La réglementation sur les franchissements de seuils répond à « un double objectif. D'un côté, elle vise à protéger les actionnaires en les tenant informés des variations du capital et des droits de vote . Ainsi, ils peuvent savoir qui détient, ou envisage de détenir le contrôle de la société , et ils peuvent prendre des décisions d'investissement plus éclairées . Cette dimension était surtout présente à l'origine de la réglementation. D'un autre côté, la réglementation vise également à permettre aux dirigeants des sociétés cotées de mieux connaître les évolutions de leur actionnariat et d'anticiper ainsi une éventuelle offre publique d'acquisition hostile . Elle est donc aussi, dans une certaine mesure, un mécanisme d'alerte anti-OPA » 2 ( * ) .

En France, les prémisses de cette réglementation sont à rechercher dans la loi n° 66-357 du 24 juillet 1966 sur les sociétés commerciales. Mais, il faut attendre la directive 88/627/CEE du Conseil du 12 décembre 1988 concernant les informations à publier lors de l'acquisition et de la cession d'une participation importante dans une société cotée en bourse pour assister à une harmonisation des règles applicables dans l'Union européenne.

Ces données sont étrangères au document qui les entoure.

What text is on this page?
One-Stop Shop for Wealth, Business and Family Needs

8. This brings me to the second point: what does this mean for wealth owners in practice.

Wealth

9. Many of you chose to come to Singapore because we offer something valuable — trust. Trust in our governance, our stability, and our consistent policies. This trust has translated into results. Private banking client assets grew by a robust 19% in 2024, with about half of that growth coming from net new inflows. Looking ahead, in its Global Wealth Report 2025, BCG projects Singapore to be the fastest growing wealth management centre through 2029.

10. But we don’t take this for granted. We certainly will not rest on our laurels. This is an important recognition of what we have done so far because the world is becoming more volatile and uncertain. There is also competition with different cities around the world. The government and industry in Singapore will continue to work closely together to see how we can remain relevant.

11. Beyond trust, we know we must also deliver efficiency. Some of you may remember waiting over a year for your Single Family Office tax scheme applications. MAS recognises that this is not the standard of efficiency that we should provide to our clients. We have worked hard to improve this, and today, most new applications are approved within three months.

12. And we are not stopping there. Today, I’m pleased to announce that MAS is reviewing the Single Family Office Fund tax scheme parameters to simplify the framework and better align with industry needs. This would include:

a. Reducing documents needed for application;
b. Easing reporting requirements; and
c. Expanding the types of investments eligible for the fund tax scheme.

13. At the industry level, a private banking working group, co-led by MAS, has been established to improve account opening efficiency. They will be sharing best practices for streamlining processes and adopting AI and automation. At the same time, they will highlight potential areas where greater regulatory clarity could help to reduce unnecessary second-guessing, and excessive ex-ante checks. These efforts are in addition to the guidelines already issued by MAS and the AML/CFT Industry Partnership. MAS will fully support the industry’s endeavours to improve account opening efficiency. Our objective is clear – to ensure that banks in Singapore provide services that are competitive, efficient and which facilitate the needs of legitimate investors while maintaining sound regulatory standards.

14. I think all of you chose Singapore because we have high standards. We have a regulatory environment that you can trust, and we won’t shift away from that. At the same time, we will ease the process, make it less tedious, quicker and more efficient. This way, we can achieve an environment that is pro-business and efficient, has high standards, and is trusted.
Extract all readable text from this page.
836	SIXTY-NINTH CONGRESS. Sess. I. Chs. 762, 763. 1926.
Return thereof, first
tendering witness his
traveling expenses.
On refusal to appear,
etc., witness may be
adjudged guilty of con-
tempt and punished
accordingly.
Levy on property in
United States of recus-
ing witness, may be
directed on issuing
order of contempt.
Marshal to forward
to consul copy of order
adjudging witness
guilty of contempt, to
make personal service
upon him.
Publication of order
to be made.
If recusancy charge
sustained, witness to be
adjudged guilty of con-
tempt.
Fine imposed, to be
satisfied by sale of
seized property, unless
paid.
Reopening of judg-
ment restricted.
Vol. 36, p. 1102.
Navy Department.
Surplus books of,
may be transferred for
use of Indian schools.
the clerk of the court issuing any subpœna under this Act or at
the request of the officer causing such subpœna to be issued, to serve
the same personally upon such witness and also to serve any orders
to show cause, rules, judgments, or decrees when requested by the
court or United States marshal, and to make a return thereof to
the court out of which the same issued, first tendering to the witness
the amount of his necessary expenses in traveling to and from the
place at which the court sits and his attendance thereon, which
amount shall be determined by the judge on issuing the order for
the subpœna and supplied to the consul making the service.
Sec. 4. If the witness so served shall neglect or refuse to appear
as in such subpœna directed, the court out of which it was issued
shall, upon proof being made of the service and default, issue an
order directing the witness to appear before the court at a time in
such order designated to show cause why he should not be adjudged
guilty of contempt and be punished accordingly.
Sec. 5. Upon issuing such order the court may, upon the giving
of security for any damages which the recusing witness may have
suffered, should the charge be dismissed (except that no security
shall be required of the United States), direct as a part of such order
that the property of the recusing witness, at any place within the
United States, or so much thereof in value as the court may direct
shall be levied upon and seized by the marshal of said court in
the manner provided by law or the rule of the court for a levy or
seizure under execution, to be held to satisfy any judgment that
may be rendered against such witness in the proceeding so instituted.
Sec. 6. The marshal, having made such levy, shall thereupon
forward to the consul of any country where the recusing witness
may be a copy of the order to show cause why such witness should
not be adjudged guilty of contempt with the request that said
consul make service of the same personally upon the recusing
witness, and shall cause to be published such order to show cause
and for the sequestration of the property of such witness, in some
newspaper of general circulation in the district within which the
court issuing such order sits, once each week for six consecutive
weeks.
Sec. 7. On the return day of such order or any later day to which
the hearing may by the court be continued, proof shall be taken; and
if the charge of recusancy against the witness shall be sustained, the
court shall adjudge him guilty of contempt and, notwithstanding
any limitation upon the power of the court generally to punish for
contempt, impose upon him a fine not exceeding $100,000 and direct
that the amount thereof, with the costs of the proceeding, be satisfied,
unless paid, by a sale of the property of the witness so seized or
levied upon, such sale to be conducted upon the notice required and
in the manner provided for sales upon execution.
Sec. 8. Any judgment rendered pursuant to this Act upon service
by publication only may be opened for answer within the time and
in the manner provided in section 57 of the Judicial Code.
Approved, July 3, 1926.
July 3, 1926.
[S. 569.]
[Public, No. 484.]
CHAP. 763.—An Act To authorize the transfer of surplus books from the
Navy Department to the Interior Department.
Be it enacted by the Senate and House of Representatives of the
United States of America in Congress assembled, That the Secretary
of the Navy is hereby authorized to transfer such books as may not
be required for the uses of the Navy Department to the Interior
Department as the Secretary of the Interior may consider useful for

Ces dispositions sont aujourd'hui reprises au sein de la directive dite « Transparence » 3 ( * ) . Celle-ci est toutefois d' harmonisation minimale et les législations nationales peuvent prévoir des règles plus contraignantes. A ce titre, les articles L. 233-7, L. 233-9 et L. 233-14 du code de commerce et le Règlement général de l'AMF (RGAMF) précisent les règles applicables en droit français.


* 1 Groupe de travail de l'AMF présidé par Bernard Field, Rapport sur les déclarations de franchissement de seuil de participation et les déclarations d'intention , octobre 2008.

* 2 Pierre-Henri Conac, Les franchissements de seuil , Dalloz, mars 2011.

* 3 Directive 2004/109/CE du Parlement européen et du Conseil du 15 décembre 2004 sur l'harmonisation des obligations de transparence concernant l'information sur les émetteurs dont les valeurs mobilières sont admises à la négociation sur un marché réglementé et modifiant la directive 2001/34/CE.